VOL. 123 | NO. 213 | Thursday, October 30, 2008
State Supreme Court To Hear Cases In Memphis
By Bill Dries
TRAVELING THE CIRCUIT: The Tennessee Supreme Court will be in Memphis on Tuesday to hear oral arguments in three cases. Shown from left are justices Cornelia A. Clark, William C. Koch Jr., Gary R. Wade, Sharon G. Lee and Chief Justice Janice Holder, center. -- PHOTO COURTESY OF THE ADMINISTRATIVE OFFICE OF THE COURTS
The Tennessee Supreme Court is coming to Memphis on election day.
The five-member court will be hearing three oral arguments in three cases at the Shelby County Courthouse on Tuesday afternoon.
Sue Allison, public information officer for the Administrative Office of the Courts, said the state’s highest court is authorized by the Tennessee Constitution to hold proceedings in each of the three grand divisions of the state – west, middle and east.
“It’s oral arguments with attorneys for each side arguing. Then (the justices) will render a written opinion in several months,” Allison told The Daily News. The justices also ask questions of both sides during the hearings.
The Nov. 4 session will be the court’s first Memphis session since all of the vacancies on the court were filled and Justice Janice Holder of Memphis became the chief justice, the first woman in Tennessee history to hold the position. With the recent appointment of Justice Sharon G. Lee, the court has a three-member female majority for the first time in its history.
The court will swear in new attorneys during a 10 a.m. ceremony Tuesday.
The court will then hear arguments in three cases at a 1 p.m. session at the courthouse.
The three cases the court will hear are:
Derek Davis v. Mark Luttrell:
This is a case that involves an unreadable number on a bar code.?Davis was fired from the Shelby County Sheriff’s Department in 2002 after he failed a random drug test. The Civil Service Merit Board upheld his dismissal.

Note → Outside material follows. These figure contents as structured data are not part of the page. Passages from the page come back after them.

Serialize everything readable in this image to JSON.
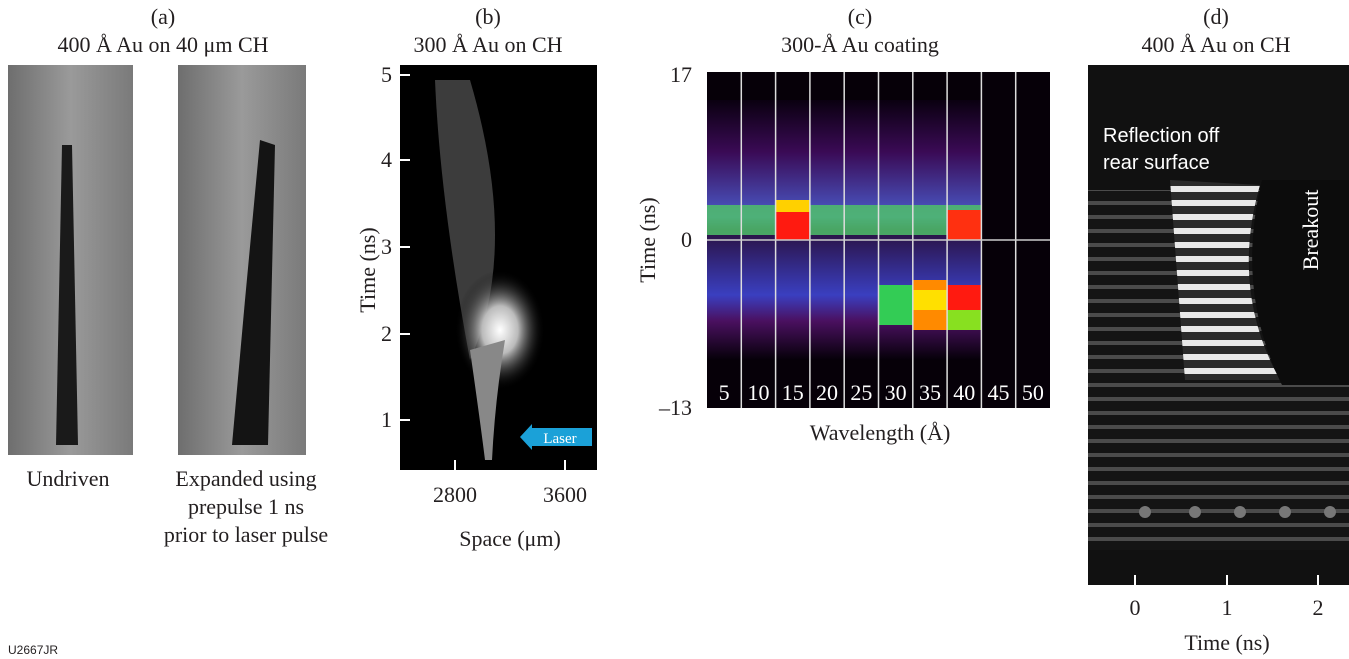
{
  "footer": "U2667JR",
  "panels": [
    {
      "label": "(a)",
      "title": "400 Å Au on 40 μm CH",
      "captions": [
        "Undriven",
        "Expanded using",
        "prepulse 1 ns",
        "prior to laser pulse"
      ]
    },
    {
      "label": "(b)",
      "title": "300 Å Au on CH",
      "y_axis_label": "Time (ns)",
      "yticks": [
        "5",
        "4",
        "3",
        "2",
        "1"
      ],
      "xticks": [
        "2800",
        "3600"
      ],
      "x_axis_label": "Space (μm)",
      "annotation": "Laser"
    },
    {
      "label": "(c)",
      "title": "300-Å Au coating",
      "y_axis_label": "Time (ns)",
      "yticks": [
        "17",
        "0",
        "–13"
      ],
      "channels": [
        "5",
        "10",
        "15",
        "20",
        "25",
        "30",
        "35",
        "40",
        "45",
        "50"
      ],
      "x_axis_label": "Wavelength (Å)"
    },
    {
      "label": "(d)",
      "title": "400 Å Au on CH",
      "annotations": [
        "Reflection off",
        "rear surface",
        "Breakout"
      ],
      "xticks": [
        "0",
        "1",
        "2"
      ],
      "x_axis_label": "Time (ns)"
    }
  ]
}
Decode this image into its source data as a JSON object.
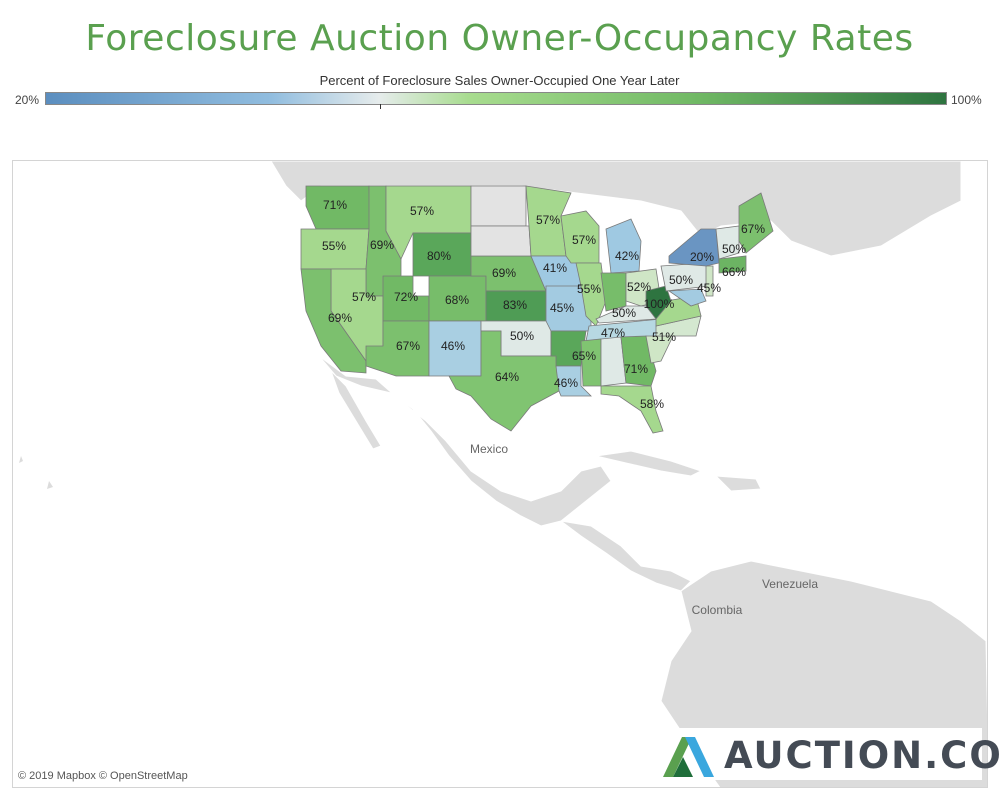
{
  "title": "Foreclosure Auction Owner-Occupancy Rates",
  "legend": {
    "title": "Percent of Foreclosure Sales Owner-Occupied One Year Later",
    "min_label": "20%",
    "max_label": "100%"
  },
  "colors": {
    "low": "#5b8ebf",
    "mid": "#e6ecec",
    "high": "#2e7440",
    "title": "#5aa04f",
    "land": "#dcdcdc",
    "no_data": "#e3e3e3"
  },
  "map_labels": {
    "mexico": "Mexico",
    "venezuela": "Venezuela",
    "colombia": "Colombia"
  },
  "states": [
    {
      "name": "Washington",
      "value": "71%"
    },
    {
      "name": "Oregon",
      "value": "55%"
    },
    {
      "name": "Idaho",
      "value": "69%"
    },
    {
      "name": "Montana",
      "value": "57%"
    },
    {
      "name": "Wyoming",
      "value": "80%"
    },
    {
      "name": "Nevada",
      "value": "57%"
    },
    {
      "name": "Utah",
      "value": "72%"
    },
    {
      "name": "Colorado",
      "value": "68%"
    },
    {
      "name": "California",
      "value": "69%"
    },
    {
      "name": "Arizona",
      "value": "67%"
    },
    {
      "name": "New Mexico",
      "value": "46%"
    },
    {
      "name": "Nebraska",
      "value": "69%"
    },
    {
      "name": "Kansas",
      "value": "83%"
    },
    {
      "name": "Oklahoma",
      "value": "50%"
    },
    {
      "name": "Texas",
      "value": "64%"
    },
    {
      "name": "Minnesota",
      "value": "57%"
    },
    {
      "name": "Iowa",
      "value": "41%"
    },
    {
      "name": "Missouri",
      "value": "45%"
    },
    {
      "name": "Arkansas",
      "value": ""
    },
    {
      "name": "Louisiana",
      "value": "46%"
    },
    {
      "name": "Wisconsin",
      "value": "57%"
    },
    {
      "name": "Illinois",
      "value": "55%"
    },
    {
      "name": "Michigan",
      "value": "42%"
    },
    {
      "name": "Indiana",
      "value": "52%"
    },
    {
      "name": "Ohio",
      "value": "50%"
    },
    {
      "name": "Kentucky",
      "value": "50%"
    },
    {
      "name": "Tennessee",
      "value": "47%"
    },
    {
      "name": "Mississippi",
      "value": "65%"
    },
    {
      "name": "Alabama",
      "value": ""
    },
    {
      "name": "Georgia",
      "value": "71%"
    },
    {
      "name": "Florida",
      "value": "58%"
    },
    {
      "name": "South Carolina",
      "value": ""
    },
    {
      "name": "North Carolina",
      "value": "51%"
    },
    {
      "name": "Virginia",
      "value": ""
    },
    {
      "name": "West Virginia",
      "value": "100%"
    },
    {
      "name": "Pennsylvania",
      "value": "50%"
    },
    {
      "name": "New York",
      "value": "20%"
    },
    {
      "name": "Maryland",
      "value": "45%"
    },
    {
      "name": "New Jersey",
      "value": "66%"
    },
    {
      "name": "Vermont",
      "value": "50%"
    },
    {
      "name": "Maine",
      "value": "67%"
    }
  ],
  "attribution": "© 2019 Mapbox © OpenStreetMap",
  "logo": {
    "text": "AUCTION.COM",
    "icon": "auction-logo-icon"
  }
}
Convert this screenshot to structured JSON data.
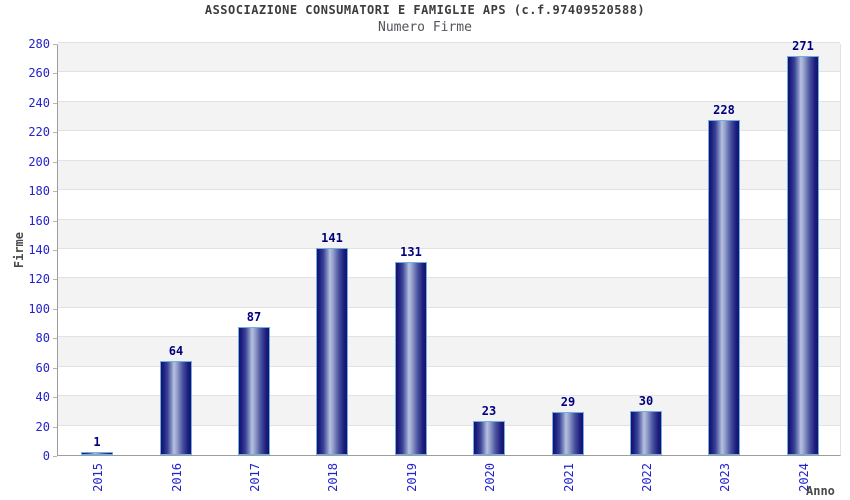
{
  "header": {
    "title": "ASSOCIAZIONE CONSUMATORI E FAMIGLIE APS (c.f.97409520588)",
    "subtitle": "Numero Firme"
  },
  "chart_data": {
    "type": "bar",
    "title": "ASSOCIAZIONE CONSUMATORI E FAMIGLIE APS (c.f.97409520588)",
    "subtitle": "Numero Firme",
    "xlabel": "Anno",
    "ylabel": "Firme",
    "categories": [
      "2015",
      "2016",
      "2017",
      "2018",
      "2019",
      "2020",
      "2021",
      "2022",
      "2023",
      "2024"
    ],
    "values": [
      1,
      64,
      87,
      141,
      131,
      23,
      29,
      30,
      228,
      271
    ],
    "ylim": [
      0,
      280
    ],
    "ytick_step": 20,
    "yticks": [
      0,
      20,
      40,
      60,
      80,
      100,
      120,
      140,
      160,
      180,
      200,
      220,
      240,
      260,
      280
    ],
    "grid": "horizontal-bands-alternating",
    "legend": "none",
    "colors": {
      "tick_label": "#2323cc",
      "value_label": "#00007f",
      "bar_border": "#6fb0e4",
      "bar_dark": "#13136a",
      "bar_highlight": "#b8c1e0",
      "band_fill": "#f3f3f3",
      "grid_line": "#e2e2e2",
      "axis_line": "#9d9d9d",
      "title_color": "#3c3c3c",
      "subtitle_color": "#54545c",
      "axis_title_color": "#4a4a4a"
    }
  }
}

But the Tennessee Court of Appeals ruled Davis’ dismissal was “arbitrary.” It reversed the Chancery Court decision by Chancellor Arnold B. Goldin that upheld the firing of the sheriff’s deputy.
Davis contested the chain of custody of the first and a second urine specimen. The first sample tested positive for drug use. The second sample had been diluted and those test results were invalid.

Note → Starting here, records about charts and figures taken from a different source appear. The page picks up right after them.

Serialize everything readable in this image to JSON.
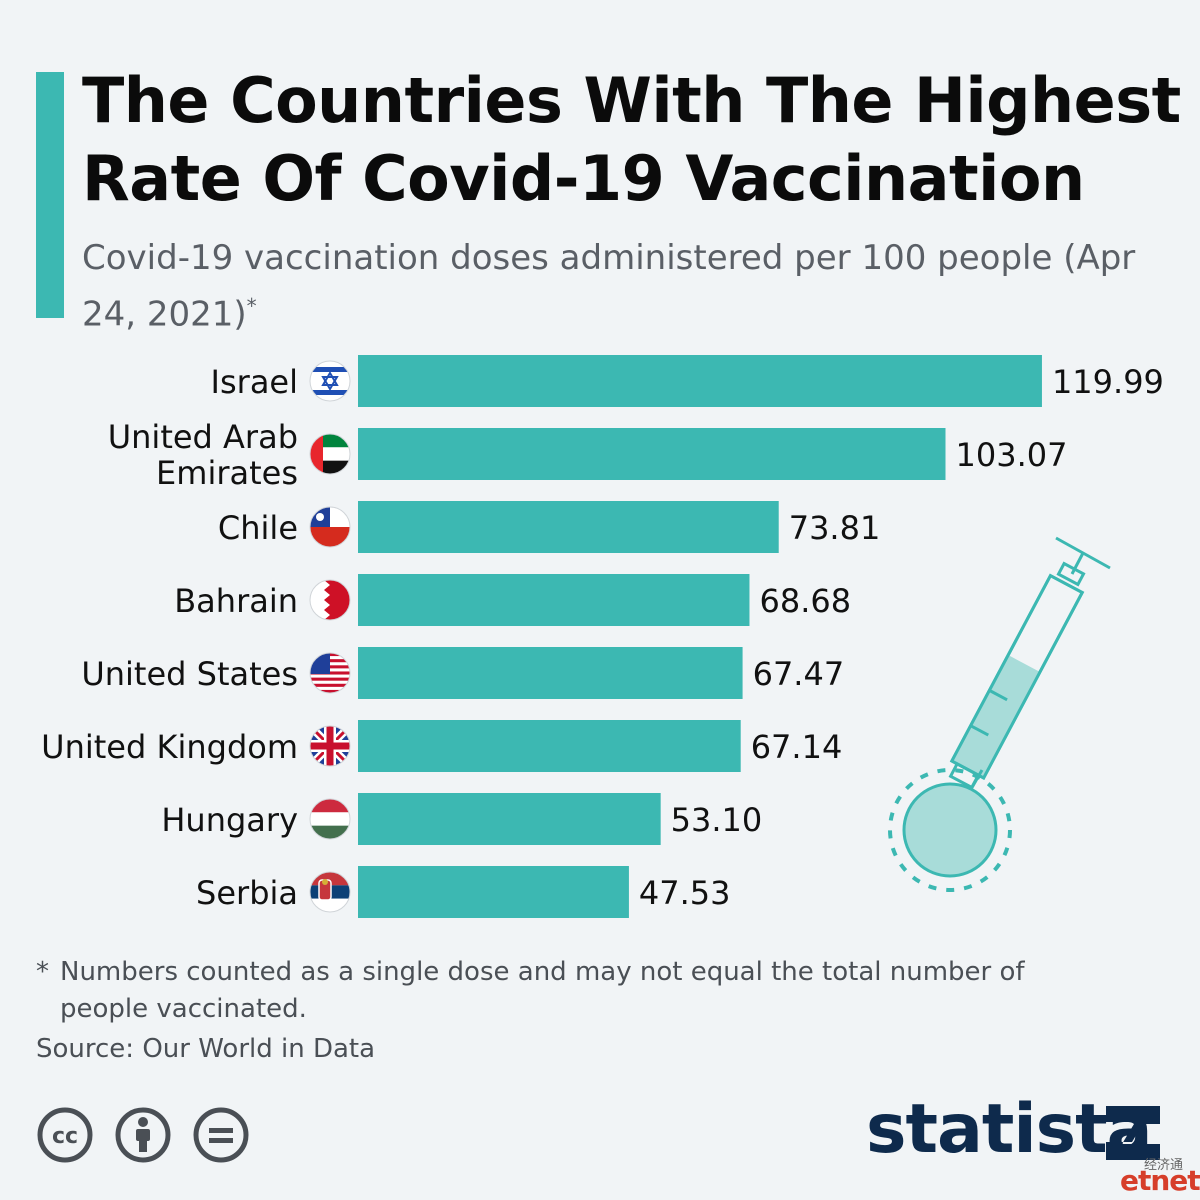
{
  "header": {
    "title": "The Countries With The Highest Rate Of Covid-19 Vaccination",
    "subtitle": "Covid-19 vaccination doses administered per 100 people (Apr 24, 2021)",
    "subtitle_marker": "*"
  },
  "chart_data": {
    "type": "bar",
    "orientation": "horizontal",
    "categories": [
      "Israel",
      "United Arab Emirates",
      "Chile",
      "Bahrain",
      "United States",
      "United Kingdom",
      "Hungary",
      "Serbia"
    ],
    "values": [
      119.99,
      103.07,
      73.81,
      68.68,
      67.47,
      67.14,
      53.1,
      47.53
    ],
    "value_labels": [
      "119.99",
      "103.07",
      "73.81",
      "68.68",
      "67.47",
      "67.14",
      "53.10",
      "47.53"
    ],
    "xlim": [
      0,
      120
    ],
    "grid": false,
    "bar_color": "#3cb8b2"
  },
  "footer": {
    "footnote_marker": "*",
    "footnote": "Numbers counted as a single dose and may not equal the total number of people vaccinated.",
    "source": "Source: Our World in Data",
    "brand": "statista",
    "watermark_cn": "经济通",
    "watermark": "etnet"
  },
  "colors": {
    "accent": "#3cb8b2",
    "brand": "#0e2a4c",
    "watermark": "#d63e2a"
  },
  "icons": [
    "cc-icon",
    "attribution-icon",
    "no-derivatives-icon",
    "syringe-illustration",
    "statista-logo-icon"
  ]
}
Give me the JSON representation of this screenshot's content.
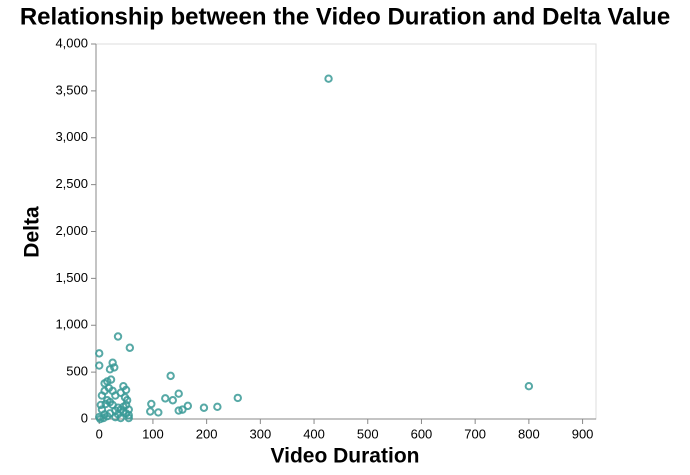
{
  "chart_data": {
    "type": "scatter",
    "title": "Relationship between the Video Duration and Delta Value",
    "x_label": "Video Duration",
    "y_label": "Delta",
    "color": "#3a9a96",
    "x": [
      427,
      800,
      0,
      0,
      35,
      57,
      25,
      28,
      20,
      15,
      10,
      133,
      148,
      123,
      137,
      258,
      220,
      195,
      165,
      155,
      148,
      110,
      97,
      95,
      45,
      50,
      40,
      30,
      10,
      5,
      15,
      20,
      25,
      35,
      40,
      45,
      50,
      55,
      52,
      50,
      5,
      10,
      0,
      2,
      8,
      15,
      20,
      30,
      35,
      40,
      45,
      55,
      55,
      25,
      18,
      12,
      3,
      30,
      48,
      22
    ],
    "values": [
      3630,
      350,
      700,
      570,
      880,
      760,
      600,
      550,
      530,
      400,
      380,
      460,
      270,
      220,
      200,
      225,
      130,
      120,
      140,
      100,
      90,
      70,
      160,
      80,
      350,
      310,
      280,
      250,
      300,
      250,
      200,
      180,
      150,
      120,
      100,
      80,
      60,
      40,
      200,
      150,
      100,
      50,
      20,
      0,
      10,
      30,
      60,
      20,
      50,
      10,
      130,
      100,
      10,
      300,
      330,
      160,
      150,
      90,
      230,
      420
    ],
    "xlim": [
      -6,
      925
    ],
    "ylim": [
      0,
      4000
    ],
    "xticks": [
      0,
      100,
      200,
      300,
      400,
      500,
      600,
      700,
      800,
      900
    ],
    "yticks": [
      0,
      500,
      {
        "value": 1000,
        "label": "1,000"
      },
      {
        "value": 1500,
        "label": "1,500"
      },
      {
        "value": 2000,
        "label": "2,000"
      },
      {
        "value": 2500,
        "label": "2,500"
      },
      {
        "value": 3000,
        "label": "3,000"
      },
      {
        "value": 3500,
        "label": "3,500"
      },
      {
        "value": 4000,
        "label": "4,000"
      }
    ],
    "grid": false
  }
}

“Most significantly, neither the department nor Medlab (which did the testing) was able to determine whether the bar code on the specimen at issue here in fact matched the chain of custody number on the Medlab form signed by Mr. Davis,” Appeals Court Judge David R. Farmer wrote in the court’s 2007 opinion.
Highwoods Properties Inc. et al v. City of Memphis:
The Raleigh, N.C.-based real estate investment trust is taking the city to court over the city’s planned annexation of the Southwind-Wyndyke area. Highwoods is one of several groups that challenged the intended annexation in court.
But Highwoods filed its suit in 2005, eight years after the ordinance was approved by the Memphis City Council and almost as many years after other groups in the area tried unsuccessfully to contest the action in court. Highwoods was seeking to have its lawsuit combined with the others.
In 2005, Chancellor D.J. Alissandratos rejected the lawsuit on the grounds that it wasn’t filed in a timely manner.
The Court of Appeals affirmed the ruling two years ago this month.
Helen Borner et al v. Danny R. Autry:
This involves medical bills from a 2004 car crash between Borner and Autry in Madison County, Tenn. Borner filed suit against Autry seeking payment for $3,977.75 in medical bills. The medical bills were more than that, but Borner amended the total bills to fall under a $4,000 limit in state law. Medical expenses exceeding $4,000 in such civil suits require expert medical testimony on the appropriateness of the amount and type of medical care before a court can rule on payment of the expenses.
Circuit Court Judge Donald Allen, in Jackson, Tenn., ruled Borner couldn’t amend the medical bills in that way and still seek the claim. The state Court of Appeals upheld his ruling and sent the case back to his court.
“There is nothing in the language of this statute from which this court can conclude that the Legislature intended parties to be able to pick and choose among their medical bills in order to force those bills into the statutory scheme,” the appeals court ruled in a 2007 opinion.
From Memphis, the justices will travel to Jackson, Tenn., on Wednesday to hear arguments in three other cases and swear in new attorneys there as well.